The initial 2.0 release will not contain very much new functionality compared to 1.x, but I hope to provide a significantly better user experience and a much more compartmentalized code-base.

Currently TicketDesk 2.0 is targeting the ASP.NET MVC Framework 1.0 on the .NET 3.5 stack. I did experiment with the RTM release of the Entity Framework this time, but I still find that EF is just not ready… so I’ll be sticking with LINQ to SQL for a while longer.  I’m confident that I can switch back to EF should the next version resolve my remaining concerns. It is likely that the next version of the MVC Framework will be released before I am done with TicketDesk 2.0, so it will likely shift to target that version before the final release.

Here are some early goals for the TicketDesk 2.0 project:
  • Implement 100% of the functionality from TicketDesk 1.x
      
  • Upgrade Tools for 1.x to 2.x migration
      
  • Improve Application Settings and Administration (more and better online admin tools)
      
  • Improve formatting for RSS and Email notifications
      
  • Enable full functionality for browsers without JavaScript
      
  • Enable smoother Ajax UI features for browsers that do support JavaScript
      
  • Use a Markup editor instead of a WYSIWYG HTML editor (too many problems with raw HTML data entry).
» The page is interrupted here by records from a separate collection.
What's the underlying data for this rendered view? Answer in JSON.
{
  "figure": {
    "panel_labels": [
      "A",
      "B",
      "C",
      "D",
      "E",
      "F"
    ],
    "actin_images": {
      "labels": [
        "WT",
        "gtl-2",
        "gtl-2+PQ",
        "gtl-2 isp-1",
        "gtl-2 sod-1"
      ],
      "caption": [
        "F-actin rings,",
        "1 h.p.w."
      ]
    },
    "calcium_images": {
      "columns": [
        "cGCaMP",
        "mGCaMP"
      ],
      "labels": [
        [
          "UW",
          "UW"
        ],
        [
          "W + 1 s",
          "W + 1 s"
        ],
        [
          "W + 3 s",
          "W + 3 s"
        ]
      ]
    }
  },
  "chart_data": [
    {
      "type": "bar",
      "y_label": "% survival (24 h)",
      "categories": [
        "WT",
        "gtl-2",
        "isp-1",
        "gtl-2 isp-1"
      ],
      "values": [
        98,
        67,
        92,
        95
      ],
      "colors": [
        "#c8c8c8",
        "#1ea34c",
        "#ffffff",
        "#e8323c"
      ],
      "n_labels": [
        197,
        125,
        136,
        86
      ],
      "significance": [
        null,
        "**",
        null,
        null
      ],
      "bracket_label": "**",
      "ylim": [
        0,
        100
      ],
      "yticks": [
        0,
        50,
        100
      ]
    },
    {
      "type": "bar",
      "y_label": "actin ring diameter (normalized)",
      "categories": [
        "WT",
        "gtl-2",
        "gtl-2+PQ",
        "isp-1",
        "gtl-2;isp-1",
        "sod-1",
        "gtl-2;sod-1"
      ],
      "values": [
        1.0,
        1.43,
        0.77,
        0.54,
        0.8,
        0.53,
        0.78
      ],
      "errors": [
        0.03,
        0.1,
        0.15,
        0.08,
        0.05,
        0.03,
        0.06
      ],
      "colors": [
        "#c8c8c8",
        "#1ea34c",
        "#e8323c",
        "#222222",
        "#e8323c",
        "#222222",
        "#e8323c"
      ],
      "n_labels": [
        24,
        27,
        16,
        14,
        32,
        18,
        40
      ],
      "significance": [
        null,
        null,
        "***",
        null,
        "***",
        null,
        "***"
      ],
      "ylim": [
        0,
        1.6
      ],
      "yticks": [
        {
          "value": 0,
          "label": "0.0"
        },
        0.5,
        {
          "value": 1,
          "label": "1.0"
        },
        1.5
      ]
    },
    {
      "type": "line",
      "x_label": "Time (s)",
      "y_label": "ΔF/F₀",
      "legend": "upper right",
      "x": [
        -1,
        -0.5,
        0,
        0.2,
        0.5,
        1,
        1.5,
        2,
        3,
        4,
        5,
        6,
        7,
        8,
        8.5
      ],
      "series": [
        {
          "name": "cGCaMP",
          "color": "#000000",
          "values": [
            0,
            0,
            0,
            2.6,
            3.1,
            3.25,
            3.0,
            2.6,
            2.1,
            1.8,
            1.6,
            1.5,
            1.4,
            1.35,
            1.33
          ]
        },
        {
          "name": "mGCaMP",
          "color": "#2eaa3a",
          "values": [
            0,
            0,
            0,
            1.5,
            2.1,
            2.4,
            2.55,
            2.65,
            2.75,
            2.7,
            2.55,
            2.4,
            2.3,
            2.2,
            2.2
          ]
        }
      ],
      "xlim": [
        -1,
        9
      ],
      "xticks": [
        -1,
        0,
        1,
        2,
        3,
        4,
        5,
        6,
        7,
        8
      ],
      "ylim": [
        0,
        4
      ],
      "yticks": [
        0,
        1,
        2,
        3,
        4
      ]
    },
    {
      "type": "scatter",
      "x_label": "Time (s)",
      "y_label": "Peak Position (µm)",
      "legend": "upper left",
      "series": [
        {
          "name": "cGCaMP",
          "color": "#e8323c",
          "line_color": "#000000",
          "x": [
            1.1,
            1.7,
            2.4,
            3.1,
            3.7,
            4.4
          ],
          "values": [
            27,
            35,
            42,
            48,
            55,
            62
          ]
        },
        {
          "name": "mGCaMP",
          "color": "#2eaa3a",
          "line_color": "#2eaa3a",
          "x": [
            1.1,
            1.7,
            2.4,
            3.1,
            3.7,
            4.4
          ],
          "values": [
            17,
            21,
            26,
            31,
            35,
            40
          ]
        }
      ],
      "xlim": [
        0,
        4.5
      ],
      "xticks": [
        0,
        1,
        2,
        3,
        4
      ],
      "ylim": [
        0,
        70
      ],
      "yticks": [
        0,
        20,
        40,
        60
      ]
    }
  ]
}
I’m currently working with MarkItUp! using Markdown syntax.
      
  • Unit testing for controllers and business/entity logic (using VS Test Project)
      
  • A cleaner separation between the web application and model/business/entity logic
      
  • Fully W3C compliant XHTML 1.0 Strict Output
I have no real time-frame for a 2.0 delivery as this is still a part-time project for me. Currently I have implemented most of the functionality for the TicketCenter, new ticket creation, and have just started work on the Ticket Viewer/Editor.

I have not marked out a potential 1.3 upgrade of the older code-base either, but my primary focus will be on the 2.0 MVC version.